Now, the man she describes as "devoted to his children and his patients" has a new love.
The 1914 building has become a showcase pairing a restaurant and jazz bar filled with his passion - art.
Art of collecting
It wouldn't be hard to mistake general manager Rod Weatherly, of Port Arthur, Hiner's brother-in-law and the face of Suga's, as the owner.
Hiner, who prefers to work behind the scenes, takes advantage of Weatherly's gregariousness. Although Hiner often visits the restaurant, it usually isn't to greet patrons. He prefers to spend time with the staff, helping him attend to details the perfectionist in him notices.
He supports several charities and organizations through fundraisers, including the National Kidney Foundation. He also sponsors youth sports teams.
Ginger Brown, 56, of Houston, who supervises Fresenius Medical Services four kidney centers in Southeast Texas, said Hiner is "the best nephrologists I've ever met."

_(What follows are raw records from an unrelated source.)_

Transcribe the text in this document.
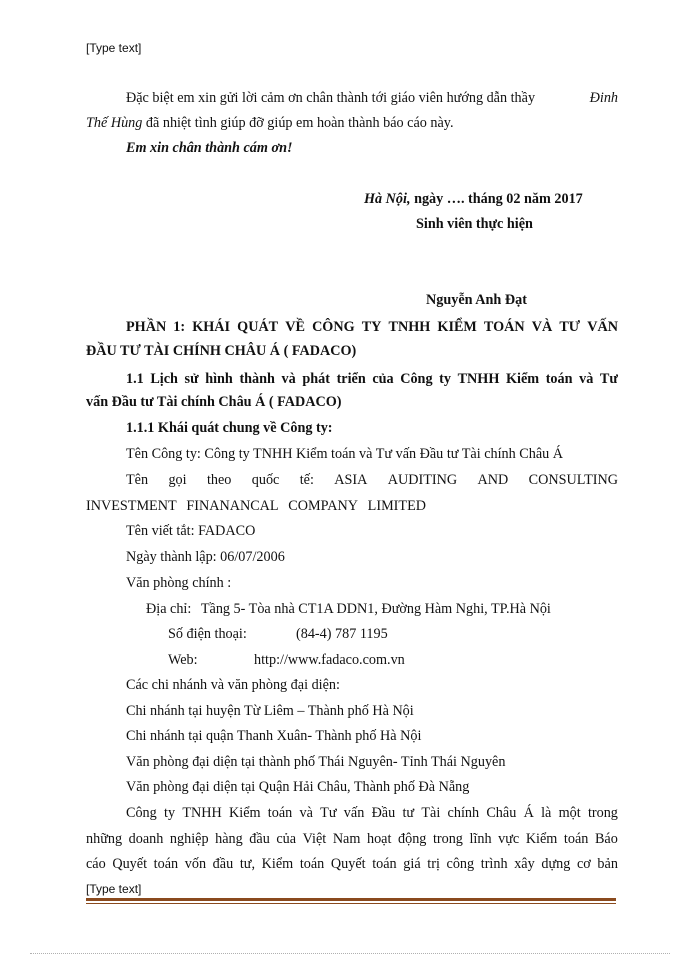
[Type text]
Đặc biệt em xin gửi lời cảm ơn chân thành tới giáo viên hướng dẫn thầy	Đinh
Thế Hùng đã nhiệt tình giúp đỡ giúp em hoàn thành báo cáo này.
Em xin chân thành cám ơn!
Hà Nội, ngày …. tháng 02 năm 2017
Sinh viên thực hiện
Nguyễn Anh Đạt
PHẦN 1: KHÁI QUÁT VỀ CÔNG TY TNHH KIỂM TOÁN VÀ TƯ VẤN
ĐẦU TƯ TÀI CHÍNH CHÂU Á ( FADACO)
1.1 Lịch sử hình thành và phát triển của Công ty TNHH Kiểm toán và Tư
vấn Đầu tư Tài chính Châu Á ( FADACO)
1.1.1 Khái quát chung về Công ty:
Tên Công ty: Công ty TNHH Kiểm toán và Tư vấn Đầu tư Tài chính Châu Á
Tên gọi theo quốc tế: ASIA AUDITING AND CONSULTING
INVESTMENT FINANANCAL COMPANY LIMITED
Tên viết tắt: FADACO
Ngày thành lập: 06/07/2006
Văn phòng chính :
Địa chỉ: Tầng 5- Tòa nhà CT1A DDN1, Đường Hàm Nghi, TP.Hà Nội
Số điện thoại:	(84-4) 787 1195
Web:	http://www.fadaco.com.vn
Các chi nhánh và văn phòng đại diện:
Chi nhánh tại huyện Từ Liêm – Thành phố Hà Nội
Chi nhánh tại quận Thanh Xuân- Thành phố Hà Nội
Văn phòng đại diện tại thành phố Thái Nguyên- Tỉnh Thái Nguyên
Văn phòng đại diện tại Quận Hải Châu, Thành phố Đà Nẵng
Công ty TNHH Kiểm toán và Tư vấn Đầu tư Tài chính Châu Á là một trong
những doanh nghiệp hàng đầu của Việt Nam hoạt động trong lĩnh vực Kiểm toán Báo
cáo Quyết toán vốn đầu tư, Kiểm toán Quyết toán giá trị công trình xây dựng cơ bản
[Type text]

Hiner not only is a good physician, but a good man, she said.
"He's kind and gentle. I have yet to hear him raise his voice. He's a softie, but it's by choice. If he wants to stand firm, he's as solid as a rock."
Hiner's reputation as a loner is accurate, she said.
"He doesn't get out and mix and mingle and go to parties. He's not into the social life. If he goes for a drink at social hour prior to a meeting, it's because it's requested or expected."
Hiner's social graces are intact, she said of the "good conversationalist who can hold his own on just about any subject" and who has a dry sense of humor displayed at the most unexpected moments.
Hiner's office nurse, Nettie Livings, describes Hiner as a "brilliant, dedicated doctor who has empathy for everybody" without regard for race or creed.
"He's a wonderful person. He'll laugh and talk with you but he's low key. He doesn't isolate himself, but he doesn't seek attention. He minds his own business," Livings, 68, of Port Arthur said. "In all the years I've known, I've never seen him angry. Everyone who works for him says it's the best job they've ever had."